Und dann waren es zwischendurch sogar 18. Zehn Wochen vor Beginn der Vorwahlen Anfang Februar 2020 im wintereisigen US-Bundesstaat Iowa schnellte die Zahl der Bewerber für die demokratische Präsidentschafts-Kandidatur wieder nach oben. In früheren Wahlkämpfen hatte sich zu diesem Zeitpunkt, Mitte November, das Feld der halbwegs ernst zu nehmenden Kandidaten schon deutlich gelichtet. Nicht so 2019. Da stieg ein ehemaliger Gouverneur erst noch ins Rennen ein, kurz darauf folgte der frühere Bürgermeister von New York, Michael Bloomberg, einer der reichsten Männer des Landes.
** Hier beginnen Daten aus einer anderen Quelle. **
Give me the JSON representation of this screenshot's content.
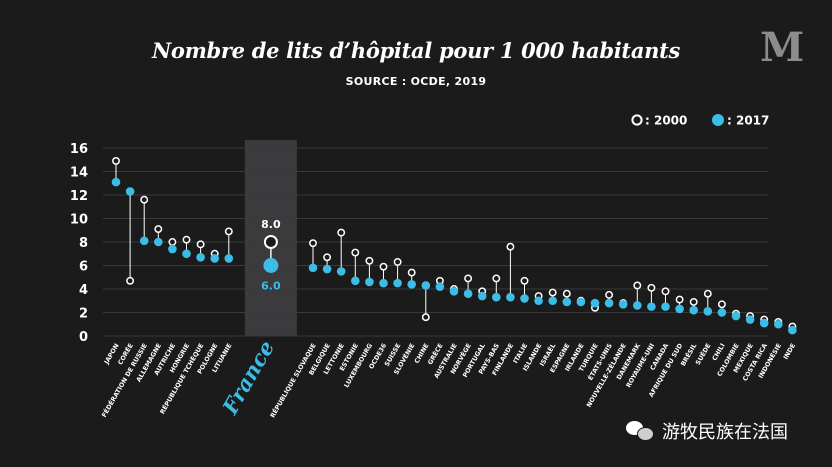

Man könnte das als Ausdruck des enormen Personal-Potenzials der Partei werten. Vier Senatoren treten an, ein ehemaliger Vizepräsident, der schwule Bürgermeister einer Kleinstadt, ein früherer Footballstar, und zwei Milliardäre sind auch dabei. Doch tatsächlich steht zu befürchten, dass die Vielzahl der Prätendenten das Gegenteil bedeutet: Die Größe des Bewerberfeldes spricht nicht für die Demokraten, sondern für Donald Trump. Die Partei hat riesige Schwierigkeiten, einen aussichtsreichen Herausforderer zu finden. Dabei war schon lange kein Präsident mehr so unbeliebt wie der Wirrkopf im Weißen Haus: Deutlich mehr als die Hälfte der Amerikaner hält Trump für einen schlechten Präsidenten. Wem das Impeachment, das die Demokraten mit Wucht betrieben, hilft, muss sich allerdings noch erweisen.
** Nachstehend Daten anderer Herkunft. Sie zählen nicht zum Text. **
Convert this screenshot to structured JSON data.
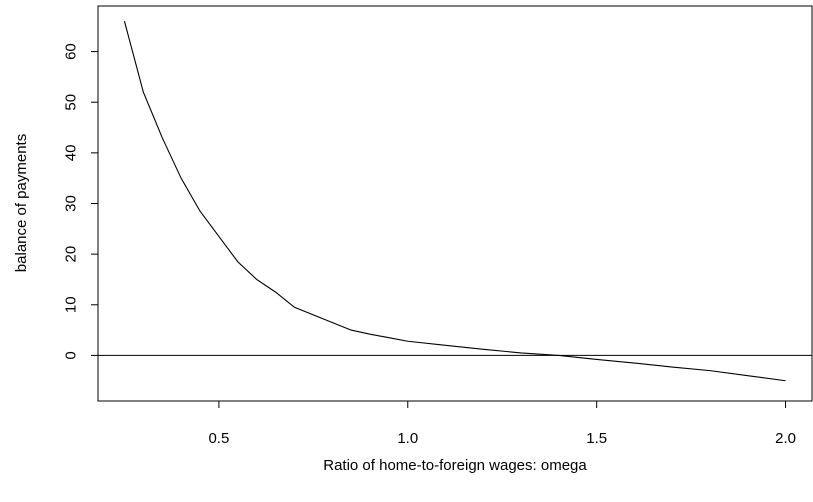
{
  "chart_data": {
    "type": "line",
    "title": "",
    "xlabel": "Ratio of home-to-foreign wages: omega",
    "ylabel": "balance of payments",
    "xlim": [
      0.18,
      2.07
    ],
    "ylim": [
      -9,
      69
    ],
    "xticks": [
      {
        "value": 0.5,
        "label": "0.5"
      },
      {
        "value": 1.0,
        "label": "1.0"
      },
      {
        "value": 1.5,
        "label": "1.5"
      },
      {
        "value": 2.0,
        "label": "2.0"
      }
    ],
    "yticks": [
      {
        "value": 0,
        "label": "0"
      },
      {
        "value": 10,
        "label": "10"
      },
      {
        "value": 20,
        "label": "20"
      },
      {
        "value": 30,
        "label": "30"
      },
      {
        "value": 40,
        "label": "40"
      },
      {
        "value": 50,
        "label": "50"
      },
      {
        "value": 60,
        "label": "60"
      }
    ],
    "hline": 0,
    "line_color": "#000000",
    "series": [
      {
        "x": [
          0.25,
          0.3,
          0.35,
          0.4,
          0.45,
          0.5,
          0.55,
          0.6,
          0.65,
          0.7,
          0.75,
          0.8,
          0.85,
          0.9,
          0.95,
          1.0,
          1.1,
          1.2,
          1.3,
          1.4,
          1.5,
          1.6,
          1.7,
          1.8,
          1.9,
          2.0
        ],
        "values": [
          66,
          52,
          43,
          35,
          28.5,
          23.5,
          18.5,
          15,
          12.5,
          9.5,
          8,
          6.5,
          5,
          4.2,
          3.5,
          2.8,
          2.0,
          1.2,
          0.5,
          0,
          -0.8,
          -1.5,
          -2.3,
          -3.0,
          -4.0,
          -5.0
        ]
      }
    ]
  }
}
Geht den eigenen Weg: Multimilliardär Mike Bloomberg erklärt der Presse am 25. November, warum er Präsidentschaftskandidat für die Demokraten werden will. Der frühere New Yorker Bürgermeister ist hoch angesehen, aber bereits 77 Jahre alt. Den Linken in der Partei ist er zu moderat - genau die Eigenschaft, mit der Bloomberg 2020 womöglich Trump schlagen könnte.

Wer kann Trump schlagen? Die fünfte Primary-Debatte am 20. November zeigt eine Demokratische Partei, die mehr mit sich selbst als mit dem verhassten Präsidenten beschäftigt ist (von links: Cory Booker, Tulsi Gabbard, Amy Klobuchar, Pete Buttigieg, Elizabeth Warren, Joe Biden, Bernie Sanders, Kamala Harris und Andrew Yang). Im Herbst lagen zunächst der frühere Vizepräsident Biden und die beiden Parteilinken Sanders und Warren vorn, doch einen klaren Favoriten gab es noch nicht.

Dies war einmal das Milieu der Demokraten, die Welt der überwiegend weißen Arbeiterschicht. Lange her: Trump-Anhänger demonstrieren in Bethlehem, Pennsylvannia, gegen den Demokraten Sanders, der sich selbst als demokratischen Sozialisten bezeichnet hat.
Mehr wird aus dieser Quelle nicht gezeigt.